Y es que Alberto es de los que descubre de la vida sus líricas cosquillas, sus jeroglíficos y la carga simbólica de los sinsabores. Buen observador de lo cotidiano, también es aguijoneado por una melancolía propia de sirenas y de monstruos abismales. En Sol de medianoche se entrega desmedidamente a su pasión por las canciones en castellano bien satinadas y el pop dulce de guitarras limpias y cristalinas trufado de arreglos logrados. El propio Alberto Matesanz nos presenta sus canciones una por una:


“1. Bastante dolor por la ausencia. Tanto, que escribes una canción, y la escribes al atardecer -justo cuando la persona se ha marchado- en un día raro, con el cielo amarillento, mientras se acerca una tormenta.
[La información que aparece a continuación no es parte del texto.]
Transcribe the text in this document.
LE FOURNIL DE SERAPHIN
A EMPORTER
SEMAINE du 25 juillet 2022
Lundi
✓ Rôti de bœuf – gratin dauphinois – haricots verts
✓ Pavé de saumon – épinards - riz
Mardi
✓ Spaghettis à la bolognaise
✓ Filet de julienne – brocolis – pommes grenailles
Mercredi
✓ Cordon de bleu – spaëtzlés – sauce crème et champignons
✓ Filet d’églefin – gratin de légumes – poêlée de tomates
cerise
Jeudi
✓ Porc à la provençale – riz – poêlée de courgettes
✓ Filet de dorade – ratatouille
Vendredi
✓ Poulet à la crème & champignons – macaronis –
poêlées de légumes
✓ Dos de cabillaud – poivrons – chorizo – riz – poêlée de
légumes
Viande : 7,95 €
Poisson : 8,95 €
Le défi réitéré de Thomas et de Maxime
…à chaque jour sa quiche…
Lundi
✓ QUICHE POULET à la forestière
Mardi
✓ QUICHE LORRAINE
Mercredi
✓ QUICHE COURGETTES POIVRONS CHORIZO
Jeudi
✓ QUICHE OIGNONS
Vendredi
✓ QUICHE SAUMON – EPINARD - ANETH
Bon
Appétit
Se hace de noche.

2. Cada vez que amanece: Es una canción extrovertida, alegre, de amor, aunque no diga te quiero “I love you” o “Je t’aime” y todas esas cosas. Está llena de imágenes y de ilusión. En fin: imagínate si cada vez que amaneciese fuese un viernes. Pues eso.

3. Esperando a que pase: Invernal, desazonadora, pero con una lucecita al final del camino, como el final del invierno. “Esperando a que pase” es esperando a que pase el frío, el cielo gris o el dolor, recorrer caminos buscando no sé sabe bien qué, algo que ayude a pasar esos momentos de hastío, vacíos, o la desazón de las rutinas diarias en los días de falta de sueño o de amor. Me llena de emoción cantar este tema.

4. Balsa de piedra: El mar de abrazos te envuelve; es una sensación de placidez, como el sonido de la flauta travesera rota por la pequeña tormenta intermedia de timbales y platos. Al final, todo regresa a la calma inicial… en una playa vacía.

5 Beautiful: Escrita en inglés, nació con esta vocación. El pop anglosajón es la música que suelo escuchar más a menudo, así que decidí hacer mi pequeño homenaje al pop 60’s. Ésta sí es una canción de amor con love love, sincera y alegre, ‘bonita’ como dice su título, y bailable.

6 Noticias: O también “Rumbo al sol”. Es una canción introvertida, sobre el tema de la soledad. Hay una persona que está metida en su capsulita, en medio de la nada. Desde una escotilla domina el paisaje y puede observar el mundo. Está rodeado de objetos, sillas, cama, el cielo en el congelador… La canción es espacial, envolvente y emotiva, una de mis favoritas.

7 Sol de invierno: Está escrita para alguien cercano. Tiene frases sin mucho sentido, palabras que ‘pegan’, situaciones que acompañan a la música. Es sencilla, tranquila, suave… y tiene swing.

8 Días: Hoy se han echado las orquestas a la calle porque vuelves a casa. Vuelves a casa cada día, o cada año, no lo sé, eso es lo de menos, pero hay que celebrarlo, porque lo llenas de color, cuando vuelves la casa.

9 Pleamar: La placidez del principio del verano, al amanecer, en un mar creciente, al sur de tus manos… Todo se rompe por cierto resquemor, algo de desazón, algo extraño que siempre está ahí para desestabilizar las situaciones más placenteras. Un sueño apacible con un final inquietante.

10 Nadie lo puede explicar: Una historia surrealista recortada por una declaración de amor. Es el contrapunto entre unas estrofas que nos cuentan un sueño absurdo y un estribillo que habla de sentimientos. Ambos tienen en común la irracionalidad de las situaciones ¿Por qué te quiero? ¿Por qué me recoge un autobús lleno de turistas que me sonríen?”